Además de ser la capital mundial del injerto de cabello, Turquía es también el lugar preferido por los españoles para realizarse una intervención de implante capilar.

Cada año recorren los 4.000 kilómetros que separan nuestro país de territorio otomano alrededor de 10.000 españoles. Los motivos por los que lo hacen son muchos y de peso, siendo el boca a boca uno de los factores que más influye en este éxodo español a Estambul en busca del pelo perdido.

El principal motivo por el que esto sucede tiene que ver con el uso de lo último en tecnología por parte de las clínicas capilares turcas, así como de los vanguardistas procesos de implante capilar que estos vienen practicando en busca de los mejores resultados. Algo que es posible gracias a las políticas de fomento de innovación y renovación constante de los sistemas tecnológicos que se realizan desde el gobierno otomano.
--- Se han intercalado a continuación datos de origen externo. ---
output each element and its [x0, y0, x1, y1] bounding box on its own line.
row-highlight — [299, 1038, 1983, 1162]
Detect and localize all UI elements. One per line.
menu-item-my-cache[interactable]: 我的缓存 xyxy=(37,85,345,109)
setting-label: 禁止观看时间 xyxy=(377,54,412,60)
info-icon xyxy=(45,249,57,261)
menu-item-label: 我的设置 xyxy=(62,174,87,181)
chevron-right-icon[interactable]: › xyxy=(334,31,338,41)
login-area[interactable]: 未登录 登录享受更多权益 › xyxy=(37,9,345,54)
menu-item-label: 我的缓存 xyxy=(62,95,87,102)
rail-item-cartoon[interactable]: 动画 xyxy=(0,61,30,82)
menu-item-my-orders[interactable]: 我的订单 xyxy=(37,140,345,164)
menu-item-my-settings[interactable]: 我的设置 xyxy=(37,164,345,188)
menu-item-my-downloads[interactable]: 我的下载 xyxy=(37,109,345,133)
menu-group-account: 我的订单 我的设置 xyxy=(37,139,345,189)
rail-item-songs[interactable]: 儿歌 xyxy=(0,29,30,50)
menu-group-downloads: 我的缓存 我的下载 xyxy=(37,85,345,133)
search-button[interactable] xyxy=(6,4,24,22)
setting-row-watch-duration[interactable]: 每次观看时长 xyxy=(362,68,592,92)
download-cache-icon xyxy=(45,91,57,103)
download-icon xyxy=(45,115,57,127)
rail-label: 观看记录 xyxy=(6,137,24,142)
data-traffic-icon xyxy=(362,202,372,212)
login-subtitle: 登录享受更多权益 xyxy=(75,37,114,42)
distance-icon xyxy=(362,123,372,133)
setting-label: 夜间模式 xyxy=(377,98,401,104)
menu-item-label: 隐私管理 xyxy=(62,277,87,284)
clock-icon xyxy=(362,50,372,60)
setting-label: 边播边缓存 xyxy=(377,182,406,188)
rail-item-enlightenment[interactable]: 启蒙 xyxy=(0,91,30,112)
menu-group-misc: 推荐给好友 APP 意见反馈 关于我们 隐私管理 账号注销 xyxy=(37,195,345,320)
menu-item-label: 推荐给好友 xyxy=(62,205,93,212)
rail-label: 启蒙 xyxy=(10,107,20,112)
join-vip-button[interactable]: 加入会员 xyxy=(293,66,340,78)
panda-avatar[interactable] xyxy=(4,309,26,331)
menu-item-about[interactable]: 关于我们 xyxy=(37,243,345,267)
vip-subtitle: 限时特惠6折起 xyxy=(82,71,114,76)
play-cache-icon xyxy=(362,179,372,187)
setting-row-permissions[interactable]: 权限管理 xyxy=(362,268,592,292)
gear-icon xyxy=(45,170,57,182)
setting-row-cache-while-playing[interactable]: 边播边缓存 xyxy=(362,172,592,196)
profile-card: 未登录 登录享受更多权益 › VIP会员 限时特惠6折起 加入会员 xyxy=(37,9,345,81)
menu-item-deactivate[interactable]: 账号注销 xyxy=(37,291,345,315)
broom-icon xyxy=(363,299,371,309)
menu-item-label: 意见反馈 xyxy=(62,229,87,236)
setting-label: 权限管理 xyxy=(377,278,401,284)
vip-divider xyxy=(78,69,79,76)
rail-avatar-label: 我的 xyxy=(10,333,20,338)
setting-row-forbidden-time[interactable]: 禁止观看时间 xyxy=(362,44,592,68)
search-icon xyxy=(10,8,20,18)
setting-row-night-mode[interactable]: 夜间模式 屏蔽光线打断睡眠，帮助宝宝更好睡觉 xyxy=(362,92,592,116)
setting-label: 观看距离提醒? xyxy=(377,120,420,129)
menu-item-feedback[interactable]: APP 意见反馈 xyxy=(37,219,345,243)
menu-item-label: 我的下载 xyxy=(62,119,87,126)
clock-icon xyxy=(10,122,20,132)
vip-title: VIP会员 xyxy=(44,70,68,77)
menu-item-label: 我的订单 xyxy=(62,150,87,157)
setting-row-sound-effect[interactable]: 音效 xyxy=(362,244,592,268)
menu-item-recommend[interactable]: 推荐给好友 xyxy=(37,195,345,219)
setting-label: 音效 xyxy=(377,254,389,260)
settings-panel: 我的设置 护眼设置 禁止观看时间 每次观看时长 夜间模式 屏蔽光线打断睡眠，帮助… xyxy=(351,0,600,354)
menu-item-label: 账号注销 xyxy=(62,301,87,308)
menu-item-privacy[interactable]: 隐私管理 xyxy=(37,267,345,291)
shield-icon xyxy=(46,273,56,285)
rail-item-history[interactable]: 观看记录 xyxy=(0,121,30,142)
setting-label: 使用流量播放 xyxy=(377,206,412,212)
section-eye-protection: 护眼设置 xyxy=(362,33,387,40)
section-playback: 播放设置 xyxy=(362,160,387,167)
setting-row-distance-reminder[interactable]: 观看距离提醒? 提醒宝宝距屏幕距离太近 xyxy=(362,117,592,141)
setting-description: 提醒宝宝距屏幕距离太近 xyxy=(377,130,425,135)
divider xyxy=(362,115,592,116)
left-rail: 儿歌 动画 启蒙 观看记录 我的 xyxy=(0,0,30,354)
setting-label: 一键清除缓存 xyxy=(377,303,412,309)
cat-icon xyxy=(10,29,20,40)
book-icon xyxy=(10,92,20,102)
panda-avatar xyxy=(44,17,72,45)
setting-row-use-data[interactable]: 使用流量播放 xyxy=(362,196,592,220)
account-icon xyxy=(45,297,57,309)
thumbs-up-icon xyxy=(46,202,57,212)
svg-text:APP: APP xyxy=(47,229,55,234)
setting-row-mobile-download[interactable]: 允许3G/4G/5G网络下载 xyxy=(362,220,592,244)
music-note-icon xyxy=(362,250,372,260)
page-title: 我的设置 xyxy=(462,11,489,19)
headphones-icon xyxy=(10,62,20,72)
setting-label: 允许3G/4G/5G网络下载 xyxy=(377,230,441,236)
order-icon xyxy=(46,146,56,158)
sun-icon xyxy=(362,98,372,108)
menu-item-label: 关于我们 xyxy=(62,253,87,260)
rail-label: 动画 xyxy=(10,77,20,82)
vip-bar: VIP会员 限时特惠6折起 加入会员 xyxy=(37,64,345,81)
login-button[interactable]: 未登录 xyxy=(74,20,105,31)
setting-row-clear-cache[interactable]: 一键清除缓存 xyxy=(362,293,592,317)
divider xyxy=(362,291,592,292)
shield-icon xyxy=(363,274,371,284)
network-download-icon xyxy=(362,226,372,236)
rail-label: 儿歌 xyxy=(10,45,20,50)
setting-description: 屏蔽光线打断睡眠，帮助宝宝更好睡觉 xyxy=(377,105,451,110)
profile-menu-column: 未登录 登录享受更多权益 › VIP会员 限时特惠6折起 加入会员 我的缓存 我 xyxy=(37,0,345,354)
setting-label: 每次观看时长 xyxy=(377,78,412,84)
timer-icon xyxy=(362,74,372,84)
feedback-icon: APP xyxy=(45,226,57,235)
Gracias al trabajo de tantos años de las clínicas turcas, estas han conseguido desarrollar desarrollar el sistema más eficiente del mundo. En cuestión de cinco días se pasa de la primera visita a la revisión post operatoria. Un sistema que resulta de lo más interesante para aquellos pacientes con agendas apretadas o pocos días libres. Si a esto le sumamos que el país ha conseguido congregar a los mejores médicos en este campo, empieza a quedar claro por qué son los líderes mundiales en implantes capilares.

No obstante, si hay algo que llama la atención de los españoles que acuden a Turquía en busca de un injerto capilar, eso es el precio. Por poco más de 2.000 euros, es decir, menos de un tercio de lo que te puede llegar a costar en España, puedes conseguir un implante capilar de Capilclinic con las máximas garantías. Un precio que, cabe recordar, incluye estancia en hotel de lujo, desayuno, traslados con chófer privado, visitas médicas, la intervención, revisiones y la asistencia de viaje en todo momento. Un precio simplemente imbatible.

Turquía, a la vanguardia mundial del injerto capilar

Algo que consiguen gracias al apoyo gubernamental a este tipo de turismo que se realiza desde el gobierno con subvenciones permitiendo que no se comprometa en absoluto la calidad de un proceso que, además, como sucede en Capiclinic, cuenta con una garantía que asegura a los trasplantados el éxito del proceso desde el minuto uno.

Y es que, a pesar de la intoxicación mediática interesada que algunos medios tratan de verter, lo cierto es que el buen hacer de las políticas que favorecen la atracción de talento y el desarrollo tecnológica en el campo del trasplante capilar, Turquía es, por derecho propio, la capilar mundial de trasplante de cabello.

Esa es la razón por la que tantos españoles que ya han pasado por alguno de estos centros recomiendan encarecidamente apostar por las clínicas turcas a la hora de recuperar la cabellera perdida. El boca a boca, en primera persona, la estrategia de marketing más antigua y más fiable, juega a favor de las clínicas turcas. Por algo será.